Monday, December 13, 2010

USA - Utah - Canyonlands National Park (1)


GRAND VIEW POINT, CANYONLANDS NATIONAL PARK
Until recently, Utah's remote Canyon Country remained inaccessible and largely unknown. Ute Indians succeeded the earlier Ancestral Puebloan (Anasazi) and Fremont Indians in the region. Then, during the nineteenth century, a few fur trappers, miners, Mormon settlers, ranchers, outlaws, and adventurers wandered into the region. Several government expeditions explored the newly acquired Utah territory in the mid-1800s, the most famous of which were Major John Wesley Powell's two explorations of the Green and Colorado Rivers. In 1859, geologist John Strong Newberry of the Macomb Expedition was particularly dismissive, writing: "I cannot conceive of a more worthless and impracticable region than the one we now found ourselves in."

Sent by Nova, a postcrosser from Alabama, USA.

This is from Wikipedia : Canyonlands National Park is a U.S. National Park located in eastern Utah near the city of Moab and preserves a colorful landscape eroded into countless canyons, mesas and buttes by the Colorado River, the Green River, and their respective tributaries. The rivers divide the park into four districts: the Island in the Sky, the Needles, the Maze and the rivers themselves. While these areas share a primitive desert atmosphere, each retains its own character. The park covers 527.5 square miles (1,366 km2). Canyons are carved into the Colorado Plateau by the Colorado River and Green River. Author Edward Abbey, a frequent visitor, described the Canyonlands as "the most weird, wonderful, magical place on earth—there is nothing else like it anywhere."

Canyonlands is a popular recreational destination. Over 400,000 people visited the park in 2008. The geography of the park is well suited to a number of different recreational uses. Hikers, mountain bikers, backpackers, and four-wheelers all enjoy traversing the rugged, remote trails within the Park. Rafters and kayakers float the calm stretches of the Green River and Colorado River above the confluence. Below the confluence Cataract Canyon contains powerful whitewater rapids, similar to those found in the Grand Canyon.
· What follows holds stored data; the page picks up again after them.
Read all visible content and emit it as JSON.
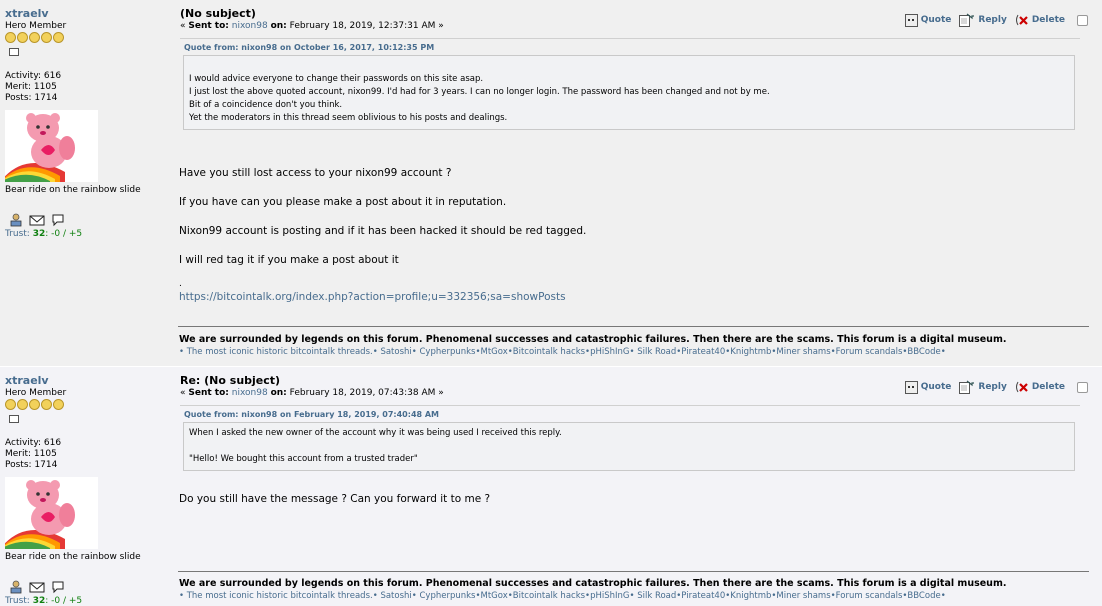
{
  "posts": [
    {
      "poster": {
        "name": "xtraelv",
        "rank": "Hero Member",
        "activity": "Activity: 616",
        "merit": "Merit: 1105",
        "posts": "Posts: 1714",
        "avatar_caption": "Bear ride on the rainbow slide",
        "trust_label": "Trust:",
        "trust_score": "32",
        "trust_detail": ": -0 / +5"
      },
      "subject": "(No subject)",
      "sent_prefix": "« ",
      "sent_label": "Sent to:",
      "sent_to": "nixon98",
      "on_label": "on:",
      "date": "February 18, 2019, 12:37:31 AM »",
      "quote_header": "Quote from: nixon98 on October 16, 2017, 10:12:35 PM",
      "quote_lines": [
        "",
        "I would advice everyone to change their passwords on this site asap.",
        "I just lost the above quoted account, nixon99. I'd had for 3 years.  I can no longer login.  The password has been changed and not by me.",
        "Bit of a coincidence don't you think.",
        "Yet the moderators in this thread seem oblivious to his posts and dealings."
      ],
      "body": [
        "Have you still lost access to your nixon99 account ?",
        "If you have can you please make a post about it in reputation.",
        "Nixon99 account is posting and if it has been hacked it should be red tagged.",
        "I will red tag it if you make a post about it"
      ],
      "dot": ".",
      "link": "https://bitcointalk.org/index.php?action=profile;u=332356;sa=showPosts"
    },
    {
      "poster": {
        "name": "xtraelv",
        "rank": "Hero Member",
        "activity": "Activity: 616",
        "merit": "Merit: 1105",
        "posts": "Posts: 1714",
        "avatar_caption": "Bear ride on the rainbow slide",
        "trust_label": "Trust:",
        "trust_score": "32",
        "trust_detail": ": -0 / +5"
      },
      "subject": "Re: (No subject)",
      "sent_prefix": "« ",
      "sent_label": "Sent to:",
      "sent_to": "nixon98",
      "on_label": "on:",
      "date": "February 18, 2019, 07:43:38 AM »",
      "quote_header": "Quote from: nixon98 on February 18, 2019, 07:40:48 AM",
      "quote_lines": [
        "When I asked the new owner of the account why it was being used I received this reply.",
        "",
        "\"Hello! We bought this account from a trusted trader\""
      ],
      "body": [
        "Do you still have the message ? Can you forward it to me ?"
      ]
    }
  ],
  "actions": {
    "quote": "Quote",
    "reply": "Reply",
    "delete": "Delete"
  },
  "signature": {
    "headline": "We are surrounded by legends on this forum. Phenomenal successes and catastrophic failures. Then there are the scams. This forum is a digital museum.",
    "links": [
      "The most iconic historic bitcointalk threads.",
      "Satoshi",
      "Cypherpunks",
      "MtGox",
      "Bitcointalk hacks",
      "pHiShInG",
      "Silk Road",
      "Pirateat40",
      "Knightmb",
      "Miner shams",
      "Forum scandals",
      "BBCode"
    ],
    "bullet": "•"
  },
  "colors": {
    "link": "#476c8e",
    "trust_green": "#108010"
  }
}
The Island in Sky district, with its proximity to the Moab, Utah area, attracts the majority (59 percent) of park users. The Needles district is the second most visited, drawing 35 percent of visitors. The rivers within the park and the remote Maze district each only account for 3 percent of park visitation.

Political compromise at the time of the park's creation limited the protected area to an arbitrary portion of the Canyonlands basin. Conservationists hope to complete the park by bringing the boundaries up to the high sandstone rims that form the natural border of the Canyonlands landscape.